Screenshot 2022-03-11 at 13 39 33

s

Roleren commented 2 years ago

That looks correct, will check the source code for bugs in index lookup. You have the newest ORFik right ?

tamerbio commented 2 years ago

yes,

> packageVersion("ORFik")
[1] ‘1.14.7’
Roleren commented 2 years ago

Ok, I checked through, this error can only occur if it can find the index dir, but not the genomeDir inside index dir.

That means, for the system call for STAR, this path: /Volumes/Work/work/Genomes/Bl6/STAR_index/genomeDir Does not exist, any reason how that might be?

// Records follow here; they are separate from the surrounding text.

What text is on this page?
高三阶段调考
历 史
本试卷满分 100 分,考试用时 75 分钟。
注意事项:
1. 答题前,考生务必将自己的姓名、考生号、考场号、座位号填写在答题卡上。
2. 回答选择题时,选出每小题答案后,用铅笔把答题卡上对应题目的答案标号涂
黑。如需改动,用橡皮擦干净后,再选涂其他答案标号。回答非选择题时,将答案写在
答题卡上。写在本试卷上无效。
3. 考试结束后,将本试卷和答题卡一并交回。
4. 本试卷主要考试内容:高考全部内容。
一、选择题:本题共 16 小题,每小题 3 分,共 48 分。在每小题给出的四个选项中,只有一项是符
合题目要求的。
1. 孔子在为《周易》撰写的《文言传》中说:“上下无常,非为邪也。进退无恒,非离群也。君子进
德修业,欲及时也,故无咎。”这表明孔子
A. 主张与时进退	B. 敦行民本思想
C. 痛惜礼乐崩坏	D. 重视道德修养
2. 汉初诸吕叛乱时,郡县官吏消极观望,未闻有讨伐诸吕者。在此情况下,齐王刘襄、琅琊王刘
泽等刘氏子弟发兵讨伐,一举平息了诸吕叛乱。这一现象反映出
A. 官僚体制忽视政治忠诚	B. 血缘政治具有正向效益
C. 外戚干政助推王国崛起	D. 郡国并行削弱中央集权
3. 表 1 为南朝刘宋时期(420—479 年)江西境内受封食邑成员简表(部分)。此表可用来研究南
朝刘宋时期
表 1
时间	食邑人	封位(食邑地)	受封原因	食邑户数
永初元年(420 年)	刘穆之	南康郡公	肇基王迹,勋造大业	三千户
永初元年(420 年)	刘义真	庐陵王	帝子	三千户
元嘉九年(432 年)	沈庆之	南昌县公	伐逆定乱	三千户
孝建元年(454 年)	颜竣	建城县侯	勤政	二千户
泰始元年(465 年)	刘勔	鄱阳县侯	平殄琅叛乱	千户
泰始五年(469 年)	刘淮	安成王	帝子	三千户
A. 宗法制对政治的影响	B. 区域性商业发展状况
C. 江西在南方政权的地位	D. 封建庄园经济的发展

It is bash code, that comes from the RNA_Align_pipeline bash script in inst folder, using this code:

gen_dir=index_dir
usedGenome=$gen_dir/genomeDir
if [ ! -d $usedGenome ]; then
      if [ $steps == "tr" ]; then
        echo "Running trim only mode"
      else
            echo "Error: the given STAR index dir does not exist!"
          exit 1
        fi
fi
tamerbio commented 2 years ago

yes, the directory /Volumes/Work/work/Genomes/Bl6/STAR_index/genomeDir does exist:

$ ls /Volumes/Work/work/Genomes/Bl6/STAR_index/genomeDir
Genome              SAindex             chrNameLength.txt       exonInfo.tab            sjdbInfo.txt            transcriptInfo.tab
Log.out             chrLength.txt           chrStart.txt            geneInfo.tab            sjdbList.fromGTF.out.tab
SA              chrName.txt         exonGeTrInfo.tab        genomeParameters.txt        sjdbList.out.tab
tamerbio commented 2 years ago

but there is another error message before the index directory error: expr: syntax error is it also mac-specicif error ?

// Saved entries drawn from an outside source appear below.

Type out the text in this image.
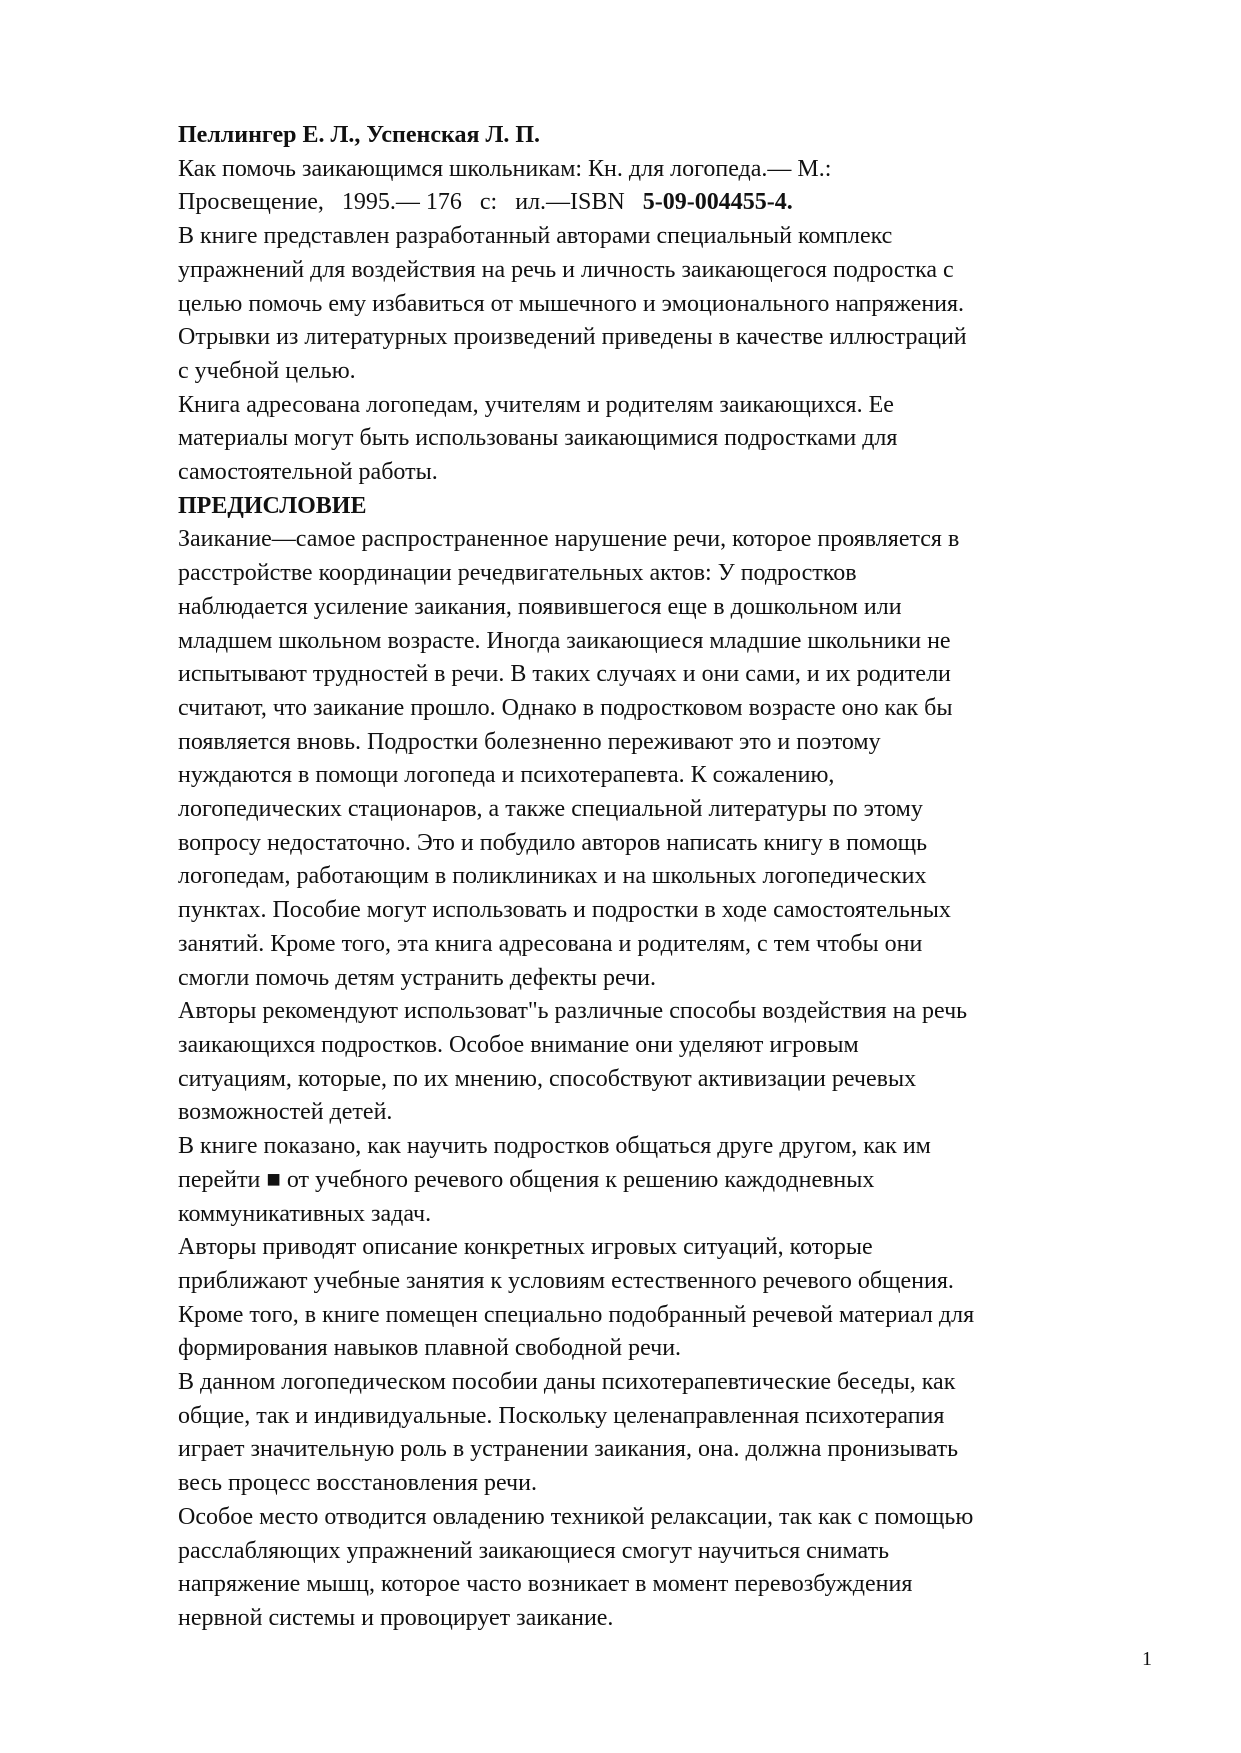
Пеллингер Е. Л., Успенская Л. П.
Как помочь заикающимся школьникам: Кн. для логопеда.— М.:
Просвещение,   1995.— 176   с:   ил.—ISBN   5-09-004455-4.
В книге представлен разработанный авторами специальный комплекс
упражнений для воздействия на речь и личность заикающегося подростка с
целью помочь ему избавиться от мышечного и эмоционального напряжения.
Отрывки из литературных произведений приведены в качестве иллюстраций
с учебной целью.
Книга адресована логопедам, учителям и родителям заикающихся. Ее
материалы могут быть использованы заикающимися подростками для
самостоятельной работы.
ПРЕДИСЛОВИЕ
Заикание—самое распространенное нарушение речи, которое проявляется в
расстройстве координации речедвигательных актов: У подростков
наблюдается усиление заикания, появившегося еще в дошкольном или
младшем школьном возрасте. Иногда заикающиеся младшие школьники не
испытывают трудностей в речи. В таких случаях и они сами, и их родители
считают, что заикание прошло. Однако в подростковом возрасте оно как бы
появляется вновь. Подростки болезненно переживают это и поэтому
нуждаются в помощи логопеда и психотерапевта. К сожалению,
логопедических стационаров, а также специальной литературы по этому
вопросу недостаточно. Это и побудило авторов написать книгу в помощь
логопедам, работающим в поликлиниках и на школьных логопедических
пунктах. Пособие могут использовать и подростки в ходе самостоятельных
занятий. Кроме того, эта книга адресована и родителям, с тем чтобы они
смогли помочь детям устранить дефекты речи.
Авторы рекомендуют использоват"ь различные способы воздействия на речь
заикающихся подростков. Особое внимание они уделяют игровым
ситуациям, которые, по их мнению, способствуют активизации речевых
возможностей детей.
В книге показано, как научить подростков общаться друге другом, как им
перейти ■ от учебного речевого общения к решению каждодневных
коммуникативных задач.
Авторы приводят описание конкретных игровых ситуаций, которые
приближают учебные занятия к условиям естественного речевого общения.
Кроме того, в книге помещен специально подобранный речевой материал для
формирования навыков плавной свободной речи.
В данном логопедическом пособии даны психотерапевтические беседы, как
общие, так и индивидуальные. Поскольку целенаправленная психотерапия
играет значительную роль в устранении заикания, она. должна пронизывать
весь процесс восстановления речи.
Особое место отводится овладению техникой релаксации, так как с помощью
расслабляющих упражнений заикающиеся смогут научиться снимать
напряжение мышц, которое часто возникает в момент перевозбуждения
нервной системы и провоцирует заикание.
1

tamerbio commented 2 years ago

I think I found the problem. in the alignment arguments, there is an option: -r resume (r or new n): -l this argument should be either r or n not l. how can I change it? thanks much

tamerbio commented 2 years ago

we have run the analysis on ubuntu and was fine. I still just wanna know why I experienced that error message on macOS.

Roleren commented 2 years ago

Glad to hear, it might be a non Posix call in bash that leads to something going wrong, so will double check that the bash code is all Mac compatible.

Roleren commented 2 years ago

Yeah, think I figured it out. The bash call for checking valid directory structure was actually not Posix, so on Mac it fails, when it should not really. A bit strange.

Will fix this and push later.

Did the rest of your analysis go well ?

If you need any tips on making result plots or tables let me know.

I will close this issue in a week after next push, if there is nothing else?